Acho que isso é meio caminho andado». Contudo, fora desse círculo mais
restrito, isso nem sempre acontece. «Às vezes sinto que as pessoas se
estão nas tintas para o facto de eu estar ou não doente. Nem sequer
imaginam o mal-estar que se sente, física e psicologicamente, quando
estamos em crise. E, ou ficamos em casa, isolados e a sofrer, ou vamos
trabalhar porque às vezes até se consegue – já cheguei a gravar quatro
programas seguidos com uma crise brutal – e tentamos ultrapassar, nós
próprios, a situação. Socialmente é mais complicado».

«A nossa
vida fica muito condicionada pela localização da casa de banho, porque o
problema principal da doença é a diarreia constante. Já anulei muitos
compromissos porque estava em crise», reconhece. O segredo parece ser
pensar um dia de cada vez e tentar, com calma e paciência, ultrapassar
pequenos obstáculos diariamente: «Tento viver normalmente», afirma com
um sorriso.

Os conselhos de Marina Caldas

1. Pensar positivo

«Vejam a doença como algo menos bom com que temos de viver, mas não se centrem na tristeza e na angústia, nem façam do “não posso fazer isso porque a doença não deixa” a vossa mensagem diária. Pelo contrário, assumam que têm a doença, expliquem a todos os que estão à vossa volta os problemas que têm de enfrentar e dêem a volta por cima. A doença é crónica mas só nos mata se nós deixarmos.»

2. Partilhar experiências

«Conhecer pessoas com o mesmo problema que nós é positivo. Claro que é óptimo saber que não somos só nós. No entanto, também é mau perceber que a doença tem vindo a aumentar e que atinge cada vez pessoas mais novas e que vão ter problemas para o resto das vidas.»

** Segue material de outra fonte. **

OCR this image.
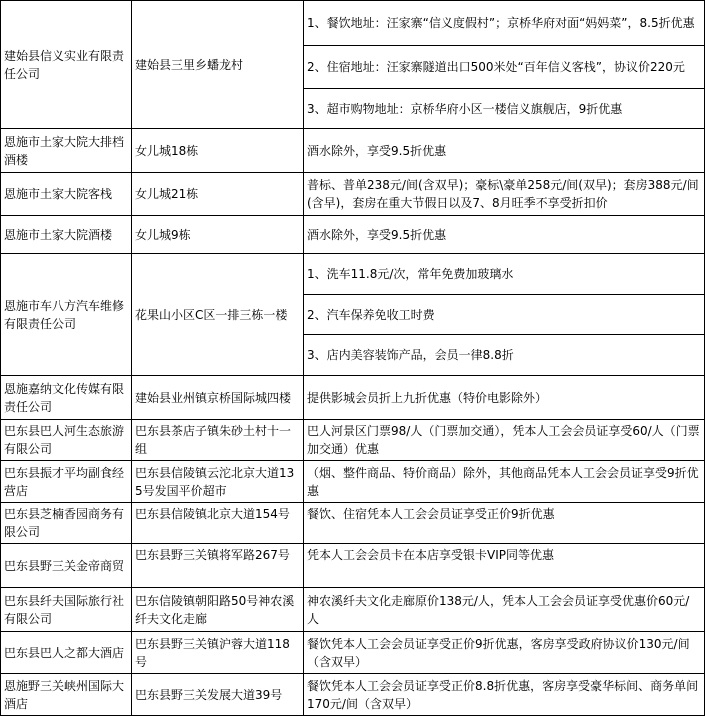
建始县信义实业有限责任公司	建始县三里乡蟠龙村	1、餐饮地址：汪家寨“信义度假村”；京桥华府对面“妈妈菜”，8.5折优惠
		2、住宿地址：汪家寨隧道出口500米处“百年信义客栈”，协议价220元
		3、超市购物地址：京桥华府小区一楼信义旗舰店，9折优惠
恩施市土家大院大排档酒楼	女儿城18栋	酒水除外，享受9.5折优惠
恩施市土家大院客栈	女儿城21栋	普标、普单238元/间(含双早)；豪标\豪单258元/间(双早)；套房388元/间(含早)，套房在重大节假日以及7、8月旺季不享受折扣价
恩施市土家大院酒楼	女儿城9栋	酒水除外，享受9.5折优惠
恩施市车八方汽车维修有限责任公司	花果山小区C区一排三栋一楼	1、洗车11.8元/次，常年免费加玻璃水
		2、汽车保养免收工时费
		3、店内美容装饰产品，会员一律8.8折
恩施嘉纳文化传媒有限责任公司	建始县业州镇京桥国际城四楼	提供影城会员折上九折优惠（特价电影除外）
巴东县巴人河生态旅游有限公司	巴东县茶店子镇朱砂土村十一组	巴人河景区门票98/人（门票加交通），凭本人工会会员证享受60/人（门票加交通）优惠
巴东县振才平均副食经营店	巴东县信陵镇云沱北京大道135号发国平价超市	（烟、整件商品、特价商品）除外，其他商品凭本人工会会员证享受9折优惠
巴东县芝楠香园商务有限公司	巴东县信陵镇北京大道154号	餐饮、住宿凭本人工会会员证享受正价9折优惠
巴东县野三关金帝商贸	巴东县野三关镇将军路267号	凭本人工会会员卡在本店享受银卡VIP同等优惠
巴东县纤夫国际旅行社有限公司	巴东信陵镇朝阳路50号神农溪纤夫文化走廊	神农溪纤夫文化走廊原价138元/人，凭本人工会会员证享受优惠价60元/人
巴东县巴人之都大酒店	巴东县野三关镇沪蓉大道118号	餐饮凭本人工会会员证享受正价9折优惠，客房享受政府协议价130元/间（含双早）
恩施野三关峡州国际大酒店	巴东县野三关发展大道39号	餐饮凭本人工会会员证享受正价8.8折优惠，客房享受豪华标间、商务单间170元/间（含双早）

3. Controlar a alimentação

«Saiba escolher os alimentos que lhe são benéficos e eliminar os que lhe são prejudiciais».

4. Procurar ajuda médica

«Sei que há casos complicadíssimos em que os doentes passam anos à espera do diagnóstico correcto. Quanto mais depressa for diagnosticada a doença, mais cedo começa a saber enfrentá-la. É muito importante estabelecer uma relação de confiança com o seu médico e estar o mais informada possível.»